Era casi de noche cuando Martins comenzó a caminar a lo largo de la orilla del canal: al otro lado de las aguas se veían los semidestrozados baños de Diana, y, a lo lejos, el gran círculo negro de la Noria del Prater, quieta sobre las casas en ruinas. Por allí, al otro lado de las aguas grises, estaba el Segundo Bezirk, de propiedad rusa. St. Stephanskirche lanzaba su enorme chapitel herido al cielo que cubría la Ciudad Interior y, al subir la Kärntnerstrasse, Martins pasó junto a la puerta iluminada del centro de la Policía Militar. Los cuatro hombres que formaban la Patrulla Internacional subían a su
jeep
; el P.M. ruso se sentó junto al conductor (porque ese día los rusos habían tomado el relevo y empezaban sus cuatro semanas) y el inglés, el francés y el norteamericano subieron detrás. El tercer whisky puro comenzó a calentar el cerebro de Martins y se acordó de la chica de Ámsterdam, de la chica de París; la soledad caminaba a su lado por la acera llena de gente. Pasó la esquina de la calle donde estaba el Sacher's y siguió adelante. El que dominaba ahora era Rollo y se dirigía hacia la única chica que conocía en Viena.

Le pregunté cómo sabía dónde vivía. Oh, dijo, había encontrado la dirección que ella le había dado la noche anterior, en la cama, estudiando un plano. Quería orientarse en la ciudad y se le daban muy bien los mapas. Podía memorizar nombres de calles y donde había que dar la vuelta fácilmente, porque siempre hacía el viaje de ida a pie.

«¿De ida?».

«Quiero decir cuando voy a ver a alguna chica o a alguien».
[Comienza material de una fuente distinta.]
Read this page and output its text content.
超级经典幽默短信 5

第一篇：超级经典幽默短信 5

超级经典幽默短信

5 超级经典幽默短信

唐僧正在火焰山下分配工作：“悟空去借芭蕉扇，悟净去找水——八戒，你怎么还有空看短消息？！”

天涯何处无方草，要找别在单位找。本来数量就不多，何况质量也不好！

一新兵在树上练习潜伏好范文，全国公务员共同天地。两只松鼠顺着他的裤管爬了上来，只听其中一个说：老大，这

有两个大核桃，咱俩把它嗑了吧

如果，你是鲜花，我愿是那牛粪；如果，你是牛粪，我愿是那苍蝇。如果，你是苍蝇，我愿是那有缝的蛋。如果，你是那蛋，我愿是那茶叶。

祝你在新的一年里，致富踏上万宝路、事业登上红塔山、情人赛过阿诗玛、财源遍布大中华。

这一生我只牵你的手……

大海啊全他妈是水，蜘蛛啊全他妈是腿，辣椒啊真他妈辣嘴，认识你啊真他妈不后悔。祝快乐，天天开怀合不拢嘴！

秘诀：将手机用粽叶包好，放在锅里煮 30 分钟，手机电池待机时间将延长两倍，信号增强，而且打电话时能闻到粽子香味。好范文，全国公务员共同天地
Por supuesto no sabía que ella iba a estar en casa, que esa noche no había función en el Josefstadt, o tal vez también eso lo había memorizado al ver los carteles. En cualquier caso estaba allí, sentada a solas en una habitación sin calefacción, con una cama disfrazada de diván, y con un guión mecanografiado, abierto por la primera página, sobre una mesa coja inadecuada y demasiado recargada —si es que a aquello se le podía llamar estar allí…, porque sus pensamientos estaban muy lejos—. Dijo con torpeza (y nadie podía decir, ni siquiera el propio Rollo, hasta qué punto su torpeza formaba parte de su técnica):

«Pensé que a lo mejor estaba usted en casa y decidí subir. Es que pasaba por aquí…».
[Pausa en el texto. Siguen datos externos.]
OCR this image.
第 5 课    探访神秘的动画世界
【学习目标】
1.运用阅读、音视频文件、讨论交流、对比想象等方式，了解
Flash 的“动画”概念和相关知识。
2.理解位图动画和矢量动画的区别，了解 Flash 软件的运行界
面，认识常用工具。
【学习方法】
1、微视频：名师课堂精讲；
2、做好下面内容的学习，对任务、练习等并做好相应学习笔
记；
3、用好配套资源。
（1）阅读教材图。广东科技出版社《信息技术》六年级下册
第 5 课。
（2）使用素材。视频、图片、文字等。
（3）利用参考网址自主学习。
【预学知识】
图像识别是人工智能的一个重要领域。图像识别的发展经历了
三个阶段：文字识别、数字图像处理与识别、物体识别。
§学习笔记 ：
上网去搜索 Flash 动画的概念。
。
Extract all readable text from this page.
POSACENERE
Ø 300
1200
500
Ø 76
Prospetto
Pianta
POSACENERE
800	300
«¿Pasaba? ¿Hacia dónde iba?».

Había un paseo de una buena media hora desde la Ciudad Interior hasta el límite de la zona inglesa, pero él siempre tenía una contestación preparada.

«He bebido demasiado whisky con el coronel Cooler. Necesitaba caminar y me encontré por aquí».
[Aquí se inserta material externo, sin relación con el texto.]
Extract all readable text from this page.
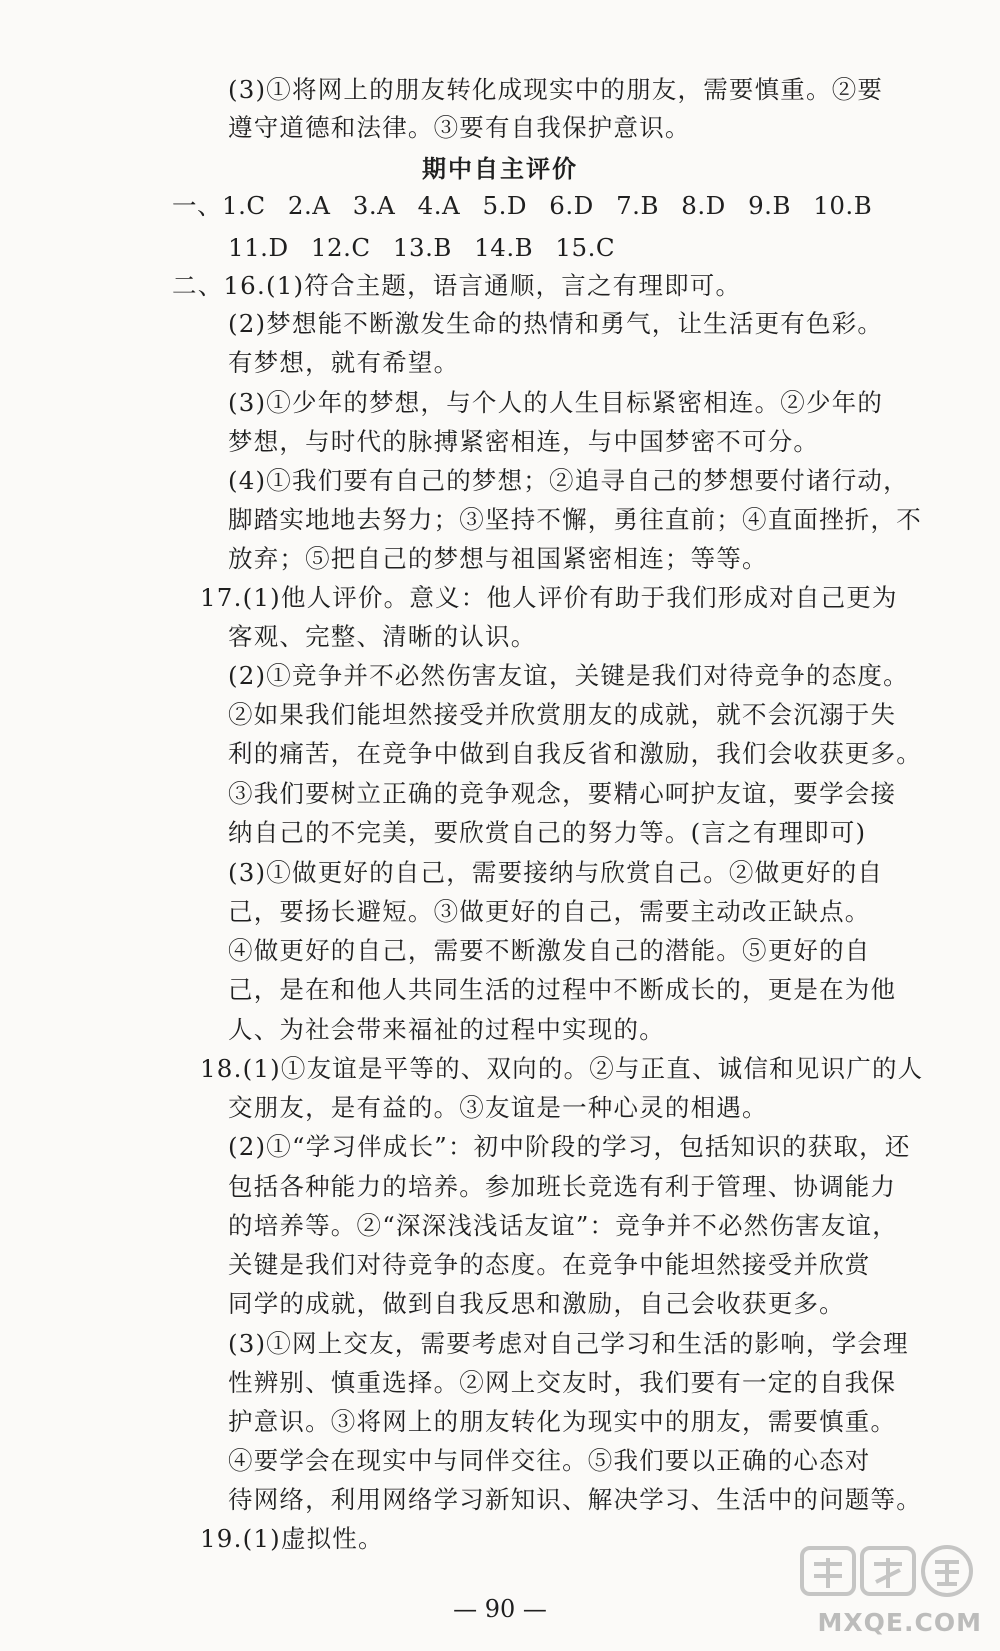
(3)①将网上的朋友转化成现实中的朋友，需要慎重。②要
遵守道德和法律。③要有自我保护意识。
期中自主评价
一、1.C 2.A 3.A 4.A 5.D 6.D 7.B 8.D 9.B 10.B
11.D 12.C 13.B 14.B 15.C
二、16.(1)符合主题，语言通顺，言之有理即可。
(2)梦想能不断激发生命的热情和勇气，让生活更有色彩。
有梦想，就有希望。
(3)①少年的梦想，与个人的人生目标紧密相连。②少年的
梦想，与时代的脉搏紧密相连，与中国梦密不可分。
(4)①我们要有自己的梦想；②追寻自己的梦想要付诸行动，
脚踏实地地去努力；③坚持不懈，勇往直前；④直面挫折，不
放弃；⑤把自己的梦想与祖国紧密相连；等等。
17.(1)他人评价。意义：他人评价有助于我们形成对自己更为
客观、完整、清晰的认识。
(2)①竞争并不必然伤害友谊，关键是我们对待竞争的态度。
②如果我们能坦然接受并欣赏朋友的成就，就不会沉溺于失
利的痛苦，在竞争中做到自我反省和激励，我们会收获更多。
③我们要树立正确的竞争观念，要精心呵护友谊，要学会接
纳自己的不完美，要欣赏自己的努力等。(言之有理即可)
(3)①做更好的自己，需要接纳与欣赏自己。②做更好的自
己，要扬长避短。③做更好的自己，需要主动改正缺点。
④做更好的自己，需要不断激发自己的潜能。⑤更好的自
己，是在和他人共同生活的过程中不断成长的，更是在为他
人、为社会带来福祉的过程中实现的。
18.(1)①友谊是平等的、双向的。②与正直、诚信和见识广的人
交朋友，是有益的。③友谊是一种心灵的相遇。
(2)①“学习伴成长”：初中阶段的学习，包括知识的获取，还
包括各种能力的培养。参加班长竞选有利于管理、协调能力
的培养等。②“深深浅浅话友谊”：竞争并不必然伤害友谊，
关键是我们对待竞争的态度。在竞争中能坦然接受并欣赏
同学的成就，做到自我反思和激励，自己会收获更多。
(3)①网上交友，需要考虑对自己学习和生活的影响，学会理
性辨别、慎重选择。②网上交友时，我们要有一定的自我保
护意识。③将网上的朋友转化为现实中的朋友，需要慎重。
④要学会在现实中与同伴交往。⑤我们要以正确的心态对
待网络，利用网络学习新知识、解决学习、生活中的问题等。
19.(1)虚拟性。
— 90 —	MXQE.COM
«No le puedo ofrecer una copa. Sólo té. Queda algo del paquete».

«No, gracias», dijo él, «¿estaba usted acaso leyendo ese guión?».

«No he pasado de la primera línea».

Lo cogió y lo leyó:
«Entra Louise
. LOUISE: He oído llorar a un niño».

«¿Podría quedarme un rato?», preguntó con una gentileza que era más propia de Martins que de Rollo.

«Encantada».

Se dejó caer en el diván y mucho tiempo después me contó (porque los amantes reconstruyen los más mínimos detalles si encuentran a alguien que los escuche) que fue entonces cuando realmente la miró por segunda vez. Ella estaba allí, tan torpe como él, vestida con unos viejos pantalones de franela malamente remendados en la parte de atrás; estaba allí con las piernas firmemente asentadas, como si estuviera defendiéndose de alguien y decidida a no ceder terreno: una figura pequeña y un poco rellenita, bien guardada la gracia que pudiera tener para fines exclusivamente profesionales.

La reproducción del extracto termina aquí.